Saturday, October 18, 2014

Q&A with authors Peter Finn and Petra Couvee


Peter Finn, photo by Marc Bryan-Brown
Peter Finn and Petra Couvee are the authors of The Zhivago Affair: The Kremlin, the CIA, and the Battle Over a Forbidden Book. Finn is national security editor for The Washington Post. Couvee, a writer and translator, teaches at Saint Petersburg State University.

Q: You describe Doctor Zhivago as "a
Petra Couvee, photo by Huib Kooyker
weapon in the ideological battles between East and West." What are some of the key reasons it came to play that role?

A: The actions of the Soviet authorities played the decisive role. The decision to ban the novel, and the demonization of Boris Pasternak, especially in the ugly period after he won the Nobel Prize in October 1958, was a godsend to Western Cold Warriors.

If the Soviet Union had allowed even a small print run of Doctor Zhivago, it is possible that it would not have attracted the attention it did as a “banned” novel and become an international bestseller. In that case, the CIA would have had no reason to organize a secret printing of a Russian language editon.

Q: What accounts for the continuing interest in Doctor Zhivago?

A: Doctor Zhivago is not a classic page-turner; it’s a poet’s novel, a novel of ideas that, probably, would have had a more select readership if it wasn’t for the Cold War controversy surrounding the novel and the 1965 David Lean movie that brought it to the attention of a worldwide audience.

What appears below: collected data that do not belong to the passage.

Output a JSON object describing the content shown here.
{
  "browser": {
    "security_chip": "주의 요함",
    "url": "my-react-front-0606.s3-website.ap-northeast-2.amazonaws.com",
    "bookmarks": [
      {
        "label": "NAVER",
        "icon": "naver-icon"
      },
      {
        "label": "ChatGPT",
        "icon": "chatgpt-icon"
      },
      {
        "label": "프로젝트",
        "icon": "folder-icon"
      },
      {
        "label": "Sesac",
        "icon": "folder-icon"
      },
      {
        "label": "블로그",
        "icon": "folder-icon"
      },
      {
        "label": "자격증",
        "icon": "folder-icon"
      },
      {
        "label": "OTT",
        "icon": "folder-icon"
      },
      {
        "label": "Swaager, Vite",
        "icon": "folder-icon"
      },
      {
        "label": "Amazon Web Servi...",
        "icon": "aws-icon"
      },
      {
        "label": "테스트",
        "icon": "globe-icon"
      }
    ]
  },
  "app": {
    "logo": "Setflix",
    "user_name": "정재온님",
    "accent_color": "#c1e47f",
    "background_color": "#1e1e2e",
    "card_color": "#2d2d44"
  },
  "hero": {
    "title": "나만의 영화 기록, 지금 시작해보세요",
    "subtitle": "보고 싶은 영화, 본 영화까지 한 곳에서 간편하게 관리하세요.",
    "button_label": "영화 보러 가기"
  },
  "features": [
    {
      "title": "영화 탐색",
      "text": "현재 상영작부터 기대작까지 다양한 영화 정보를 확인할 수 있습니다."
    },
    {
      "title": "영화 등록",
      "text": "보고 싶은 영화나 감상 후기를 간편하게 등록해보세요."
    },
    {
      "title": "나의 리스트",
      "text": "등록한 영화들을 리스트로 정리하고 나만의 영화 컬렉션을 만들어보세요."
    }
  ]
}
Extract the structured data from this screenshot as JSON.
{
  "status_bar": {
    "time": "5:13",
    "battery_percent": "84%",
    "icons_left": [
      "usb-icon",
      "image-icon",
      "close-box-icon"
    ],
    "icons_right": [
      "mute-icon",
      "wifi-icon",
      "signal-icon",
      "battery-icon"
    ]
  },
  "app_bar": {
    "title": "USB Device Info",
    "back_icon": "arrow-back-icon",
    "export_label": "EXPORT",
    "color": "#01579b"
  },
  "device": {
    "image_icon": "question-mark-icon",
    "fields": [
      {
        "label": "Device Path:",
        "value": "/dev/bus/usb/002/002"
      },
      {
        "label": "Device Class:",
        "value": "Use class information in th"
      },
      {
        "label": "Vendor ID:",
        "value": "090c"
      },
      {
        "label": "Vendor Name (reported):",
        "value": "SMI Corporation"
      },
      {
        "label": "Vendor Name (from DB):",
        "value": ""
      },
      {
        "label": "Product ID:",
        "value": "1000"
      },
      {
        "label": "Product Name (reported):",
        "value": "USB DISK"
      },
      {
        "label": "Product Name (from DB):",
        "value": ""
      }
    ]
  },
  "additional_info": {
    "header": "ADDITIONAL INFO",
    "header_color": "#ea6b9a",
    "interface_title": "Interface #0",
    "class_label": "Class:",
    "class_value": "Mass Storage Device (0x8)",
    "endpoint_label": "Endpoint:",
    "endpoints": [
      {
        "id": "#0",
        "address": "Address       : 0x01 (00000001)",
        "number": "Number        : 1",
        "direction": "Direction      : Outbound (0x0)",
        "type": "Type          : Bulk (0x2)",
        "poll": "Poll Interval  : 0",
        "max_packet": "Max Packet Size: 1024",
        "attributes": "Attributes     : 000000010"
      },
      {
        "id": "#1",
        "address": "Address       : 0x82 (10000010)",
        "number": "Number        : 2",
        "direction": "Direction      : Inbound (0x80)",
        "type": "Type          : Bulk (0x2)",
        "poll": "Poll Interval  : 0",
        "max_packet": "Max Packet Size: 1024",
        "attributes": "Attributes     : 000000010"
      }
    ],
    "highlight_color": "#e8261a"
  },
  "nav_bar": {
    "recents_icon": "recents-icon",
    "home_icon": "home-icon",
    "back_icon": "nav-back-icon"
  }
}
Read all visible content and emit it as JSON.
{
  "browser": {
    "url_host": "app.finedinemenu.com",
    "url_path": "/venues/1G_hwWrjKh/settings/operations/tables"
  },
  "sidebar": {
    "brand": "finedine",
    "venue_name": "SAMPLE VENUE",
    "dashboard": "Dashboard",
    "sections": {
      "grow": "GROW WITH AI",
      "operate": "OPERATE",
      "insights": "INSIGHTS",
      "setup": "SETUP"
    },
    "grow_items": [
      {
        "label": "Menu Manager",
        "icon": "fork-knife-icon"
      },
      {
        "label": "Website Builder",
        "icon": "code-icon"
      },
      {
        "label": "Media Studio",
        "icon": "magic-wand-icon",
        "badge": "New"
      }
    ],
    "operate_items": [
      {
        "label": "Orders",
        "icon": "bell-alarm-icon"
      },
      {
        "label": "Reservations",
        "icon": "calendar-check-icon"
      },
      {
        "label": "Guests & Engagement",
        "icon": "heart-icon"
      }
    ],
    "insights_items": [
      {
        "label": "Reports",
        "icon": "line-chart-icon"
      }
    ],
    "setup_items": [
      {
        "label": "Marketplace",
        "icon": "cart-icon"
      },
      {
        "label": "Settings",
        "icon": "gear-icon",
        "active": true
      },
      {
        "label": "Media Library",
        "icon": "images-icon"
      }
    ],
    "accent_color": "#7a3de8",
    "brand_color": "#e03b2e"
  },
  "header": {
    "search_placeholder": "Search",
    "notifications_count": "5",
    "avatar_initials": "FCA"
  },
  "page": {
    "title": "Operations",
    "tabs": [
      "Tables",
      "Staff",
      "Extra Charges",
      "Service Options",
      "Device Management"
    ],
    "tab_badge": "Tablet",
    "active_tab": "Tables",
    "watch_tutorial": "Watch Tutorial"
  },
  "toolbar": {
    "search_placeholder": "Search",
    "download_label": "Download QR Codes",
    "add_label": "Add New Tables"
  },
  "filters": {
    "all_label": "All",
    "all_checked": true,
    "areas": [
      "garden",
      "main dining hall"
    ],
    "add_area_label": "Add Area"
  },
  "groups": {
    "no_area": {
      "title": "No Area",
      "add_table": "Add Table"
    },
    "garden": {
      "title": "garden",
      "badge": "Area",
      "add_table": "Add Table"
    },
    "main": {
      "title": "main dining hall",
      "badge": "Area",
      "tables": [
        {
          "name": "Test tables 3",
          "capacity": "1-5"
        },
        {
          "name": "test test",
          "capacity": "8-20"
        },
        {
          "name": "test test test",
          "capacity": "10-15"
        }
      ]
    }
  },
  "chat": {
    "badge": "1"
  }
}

Pasternak and his novel have proved to be an ongoing inspiration for writers, filmmakers and artists. This interest -- and new generations of readers -- keep the novel alive. We are also pleased to note from the responses we get that people picked up the novel again after reading our book. 

Pasternak’s “single-handed fight,” as he called it, for artistic integrity and freedom of the individual endures. Similar literary controversies occur because of censorship and rigid belief systems. This month, for instance, the Maldivian government announced a new law regulating poetry and literature to protect what it called Islamic codes.

Q: Why did the two of you decide to write this book, and how did you divide up the writing and research?

A: Petra worked on the story in The Netherlands during the late 1990s. Peter published a piece on the Zhivago Affair in The Washington Post in 2007, after which we were introduced to each other. We started to talk, and finally decided to work together in 2010.

We did the research trips together, but mostly communicated by e-mail and Skype, exchanging drafts and ideas, while doing research from our respective locations, Peter in Washington, D.C., and Petra in Saint Petersburg, Russia.

Q: What surprised you most in the course of your work on this book?

A: The role of the CIA had been the subject of speculation and rumor for years. Our research settled what the agency did and did not do, and shed light on its motivation.

The CIA’s principal goal was to get the novel back into the Soviet Union and into the hands of readers there. A limited print-run of the novel was printed in the Netherlands, and distributed from the Vatican pavilion at the 1958 World’s Fair in Brussels. We were surprised to find that the CIA published a second print run in 1959, a miniature edition of 9,000 copies.  

But the soul of our book is Pasternak himself – an ever surprising, intriguing character and inexhaustible subject for researchers.

Q: What are you working on now?

A: We are gathering string on a few ideas, but haven’t settled on anything yet.

Q: Anything else we should know?

A: The Chinese translation of our book is due to appear next month at Peking University Press. And we are very excited about that. A French edition will follow next year. We are still waiting, and hoping, for a Russian edition.